A second problem in this area, particularly in relation to research studies, has been the development of a systematic newborn neurological examination which is reliable and repeatable. This has been the subject of the two editions of this work. The first, published in 1981, gave a detailed, easily understood and applied system for the neonatal neurological examination. The current edition brings that work up to date. New material is presented, refinement of the scheme has occurred, and the examination is described. Items which were less discriminatory of pathology from the 1981 version have been withdrawn and, following the work of Prechtl, more emphasis is placed on the analysis of general movements. There is a further post neonatal to two year old infant neurological examination proforma presented briefly at the end of the text.

The text is essentially a manual on the application of this neurological examination scheme.
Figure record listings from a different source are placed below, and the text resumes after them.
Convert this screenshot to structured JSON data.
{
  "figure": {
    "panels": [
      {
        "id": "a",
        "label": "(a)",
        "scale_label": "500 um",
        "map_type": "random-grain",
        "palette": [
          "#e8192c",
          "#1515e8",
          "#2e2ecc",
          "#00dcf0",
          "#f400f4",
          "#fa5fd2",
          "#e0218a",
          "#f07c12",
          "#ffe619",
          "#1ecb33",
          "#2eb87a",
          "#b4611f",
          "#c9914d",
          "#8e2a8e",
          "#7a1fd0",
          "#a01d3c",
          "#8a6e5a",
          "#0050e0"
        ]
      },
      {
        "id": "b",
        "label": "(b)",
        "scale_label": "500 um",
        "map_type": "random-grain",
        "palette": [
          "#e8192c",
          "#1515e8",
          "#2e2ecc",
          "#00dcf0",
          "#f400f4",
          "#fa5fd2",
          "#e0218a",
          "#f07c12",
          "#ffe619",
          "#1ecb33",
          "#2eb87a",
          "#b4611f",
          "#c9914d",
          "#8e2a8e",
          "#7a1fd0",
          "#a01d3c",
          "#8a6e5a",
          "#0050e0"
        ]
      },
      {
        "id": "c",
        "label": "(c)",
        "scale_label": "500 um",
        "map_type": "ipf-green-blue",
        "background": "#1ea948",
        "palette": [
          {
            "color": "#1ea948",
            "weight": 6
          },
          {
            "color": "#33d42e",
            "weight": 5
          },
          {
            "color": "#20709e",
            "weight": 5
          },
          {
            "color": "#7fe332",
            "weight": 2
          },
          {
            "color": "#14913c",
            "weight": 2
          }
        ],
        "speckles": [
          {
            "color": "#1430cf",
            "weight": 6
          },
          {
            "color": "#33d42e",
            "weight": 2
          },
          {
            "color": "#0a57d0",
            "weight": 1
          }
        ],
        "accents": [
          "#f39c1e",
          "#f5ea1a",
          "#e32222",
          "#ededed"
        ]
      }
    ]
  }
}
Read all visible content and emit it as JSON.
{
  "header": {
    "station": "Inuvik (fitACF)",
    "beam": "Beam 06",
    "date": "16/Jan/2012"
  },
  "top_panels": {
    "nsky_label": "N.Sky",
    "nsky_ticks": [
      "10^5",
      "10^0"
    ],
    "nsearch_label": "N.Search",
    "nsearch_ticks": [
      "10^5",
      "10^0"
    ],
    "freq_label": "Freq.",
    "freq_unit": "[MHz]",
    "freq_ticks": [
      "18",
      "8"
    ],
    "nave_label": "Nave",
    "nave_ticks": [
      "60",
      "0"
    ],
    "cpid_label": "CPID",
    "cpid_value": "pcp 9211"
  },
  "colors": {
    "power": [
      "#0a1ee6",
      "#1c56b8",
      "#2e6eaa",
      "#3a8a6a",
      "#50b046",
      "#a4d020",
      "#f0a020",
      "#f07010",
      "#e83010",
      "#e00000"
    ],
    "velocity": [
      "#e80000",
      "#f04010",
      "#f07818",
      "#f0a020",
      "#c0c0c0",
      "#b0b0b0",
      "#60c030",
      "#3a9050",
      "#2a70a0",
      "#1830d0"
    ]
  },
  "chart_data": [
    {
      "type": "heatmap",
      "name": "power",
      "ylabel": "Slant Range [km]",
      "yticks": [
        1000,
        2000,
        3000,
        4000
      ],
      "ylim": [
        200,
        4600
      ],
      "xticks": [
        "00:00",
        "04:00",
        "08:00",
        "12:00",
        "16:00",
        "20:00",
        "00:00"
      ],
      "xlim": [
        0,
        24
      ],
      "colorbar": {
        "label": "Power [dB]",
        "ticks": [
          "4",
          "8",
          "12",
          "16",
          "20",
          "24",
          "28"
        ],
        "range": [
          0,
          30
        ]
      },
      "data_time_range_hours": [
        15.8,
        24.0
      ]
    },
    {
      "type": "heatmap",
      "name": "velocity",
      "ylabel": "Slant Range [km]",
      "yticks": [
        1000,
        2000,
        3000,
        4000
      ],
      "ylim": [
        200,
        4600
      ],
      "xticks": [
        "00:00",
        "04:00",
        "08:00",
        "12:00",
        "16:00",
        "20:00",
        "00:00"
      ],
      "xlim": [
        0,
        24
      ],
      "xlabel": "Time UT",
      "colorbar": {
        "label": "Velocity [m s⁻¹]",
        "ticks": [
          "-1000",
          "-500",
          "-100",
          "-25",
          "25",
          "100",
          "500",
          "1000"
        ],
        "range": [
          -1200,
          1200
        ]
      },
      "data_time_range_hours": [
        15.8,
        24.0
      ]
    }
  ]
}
It is easy to follow and the segments of the examination are presented clearly with excellent photographs and line drawings of each manoeuvre. There is also a useful addendum (“cautionary tales”) to each section of the examination, giving guidance on possible pitfalls and sources of error. There is a lot of very useful information on the variations in findings in term and preterm infants, and particularly the changes in the neurological features of preterm infants as they grow towards term. There follows a section on the development of an optimality score from the observed items of the assessment. This section deals with the results of a survey of 224 normal term infants. In this study each item of the scheme was plotted, and centile values (and thereby optimality scores) were computed. This provides quantification of the assessment, a sense of the range of findings to be expected, and can be useful in correlating lesions observed on neuro imaging with clinical findings. Chapter six deals with the scheme in relation to findings in infants with recognised brain lesions.

The book is not designed to be a text of neonatal neurology and readers looking for discussion of neurological disease states will be disappointed. As a description of a comprehensive and easily applied system of neonatal neurological examination the new edition succeeds admirably.